Part of the HOA board’s job is to prepare the budget and calculate HOA assessments for the coming year. Unfortunately, not everyone knows how to do this. The process is easy if you know where to begin.
In this article:
The Right Way to Calculate HOA Assessments
For most HOAs, October means the beginning of the budget season. And that means regular assessments may increase — and your board could be facing some less-than-fun questions and upset over the increases.
The problem often stems mostly from the board failing to property plan for each year’s budget. They might base the assessments on budget factors that aren’t really relevant, such as a percentage shown in the community documents or the cost of living in the association. On the other hand, another problem is board members deciding not to raise the assessments at all for fear of making an unpopular decision.
The core issue here, however, is that most homeowner associations just don’t understand the right amount to charge for assessments. Although the procedure on how to calculate HOA assessments typically lies within the bylaws, there are some other things you must take into consideration.
How to Determine HOA Fees
Bottom line: nobody is excited about having to pay higher assessments, even board members. So, you have to first look at the association’s budget areas: expenses, income, and reserves. You must make sure your HOA is covered in each of these areas for the next year.
A homeowners association has a responsibility to maintain and repair all common areas within the community. Maintenance and repair services don’t come free. The board needs to get that money from somewhere. And while the HOA can have other fundraising activities, its main source of income is the HOA dues.
When planning your budget, it’s important to take everything into account. What type of vendor services do you need this coming year? Do you expect to pay more or less than before? The usual items to consider are:
- Maintenance and repairs
- Employee salaries
- Vendor services
- HOA management fees
- Reserve funds
You’ll then want to calculate the overall income needed from your homeowners so you can calculate HOA assessments. So, you’ll add up total budgeted expenses, the total contribution to the reserve, and all miscellaneous income.
Then, to determine how much each owner will pay per month, take the total in assessments you calculated and divide that number by the number of homes in your association. Then divide that number by how many assessments there will be (such as 12 for each month of the year).
Some associations calculate HOA dues based on the size of the property. For instance, a resident with a larger property may pay more than a resident with a significantly smaller property. Others divide the assessments equally. Make sure to check your bylaws to know how you should divide HOA dues.
Can an HOA Raise Monthly HOA Fees?
In a word, yes. An HOA does have the right to raise HOA assessments if the need arises. However, there are limits to how much an HOA can increase dues. Some HOAs have these limits defined within their governing documents.
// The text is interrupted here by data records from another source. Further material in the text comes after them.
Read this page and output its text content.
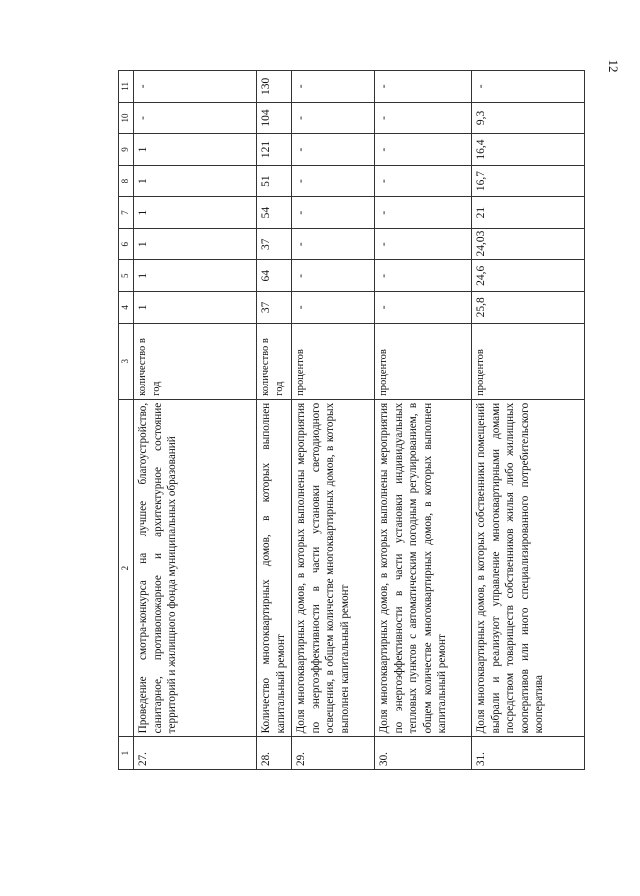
12
1	2	3	4	5	6	7	8	9	10	11
27.	Проведение смотра-конкурса на лучшее благоустройство, санитарное, противопожарное и архитектурное состояние территорий и жилищного фонда муниципальных образований	количество в год	1	1	1	1	1	1	-	-
28.	Количество многоквартирных домов, в которых выполнен капитальный ремонт	количество в год	37	64	37	54	51	121	104	130
29.	Доля многоквартирных домов, в которых выполнены мероприятия по энергоэффективности в части установки светодиодного освещения, в общем количестве многоквартирных домов, в которых выполнен капитальный ремонт	процентов	-	-	-	-	-	-	-	-
30.	Доля многоквартирных домов, в которых выполнены мероприятия по энергоэффективности в части установки индивидуальных тепловых пунктов с автоматическим погодным регулированием, в общем количестве многоквартирных домов, в которых выполнен капитальный ремонт	процентов	-	-	-	-	-	-	-	-
31.	Доля многоквартирных домов, в которых собственники помещений выбрали и реализуют управление многоквартирными домами посредством товариществ собственников жилья либо жилищных кооперативов или иного специализированного потребительского кооператива	процентов	25,8	24,6	24,03	21	16,7	16,4	9,3	-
But, there are also state laws concerning the increase of HOA fees.
For instance, in Arizona, an HOA can’t raise dues by more than 20% every year without getting a majority vote from the community. So, make sure to check your state laws and governing documents to ensure you remain in compliance with them. This way, you can avoid running into any legal trouble.
A Few Other Considerations
Be sure NOT to count any leftover money (surpluses). When making your budget, do so like there was no money left over from the year before. While an HOA is a not-for-profit organization, taking retained earnings into account for your coming year’s budget can spell disaster in the long run. Your operating funds might come up short in the end.
Also, don’t forget to consider owner delinquencies. If your community has quite a few, you might have to add an extra income allowance so you don’t come up short on income that will cover the reserve and expenses. In this case, your assessments might have to be higher.
The Consequences of Low HOA Dues
While lowering your HOA assessments may get you some brownie points among homeowners, the move may cost you in the end. Setting HOA dues that are too low might result in insufficient funds for your HOA.
This will inevitably lead to inadequate maintenance of common areas and a diminished curb appeal. In turn, property values may plummet, and homeowners aren’t going to be happy about that either.
Additionally, by lowering HOA dues, you might open the association up to liability. Some federal and state laws require an HOA to keep various infrastructures up to a certain standard. By reducing fees, your HOA may not be able to afford maintenance and repairs for these infrastructures. Homeowners can file a lawsuit against your board or the HOA.
Finally, if you set assessments too low, you’ll likely end up either cutting costs or asking for more money throughout the year. When your operating funds run low and expenses start to pile up, your HOA board may be forced to levy special assessments. And, for many residents, special assessments are something they’d like to stay away from.
Incorrect Calculations Have a Domino Effect
As you can see, it all starts with timely and accurate budget preparation. By failing to plan your budget properly, you run the risk of undercharging your residents. This, in turn, will lead to a shortage of funds and the possibility of special assessments. If you can’t impose special assessments, a lack of funds will eventually lead to poor maintenance of the community. As a result, your HOA and its members will suffer.
Use this advice to help you calculate HOA assessments this year. If you’re prepared and understand why the fees are there, it’s easier for you or your HOA manager to explain to your owners what’s going on. And that will help keep them more satisfied and trusting of your judgment.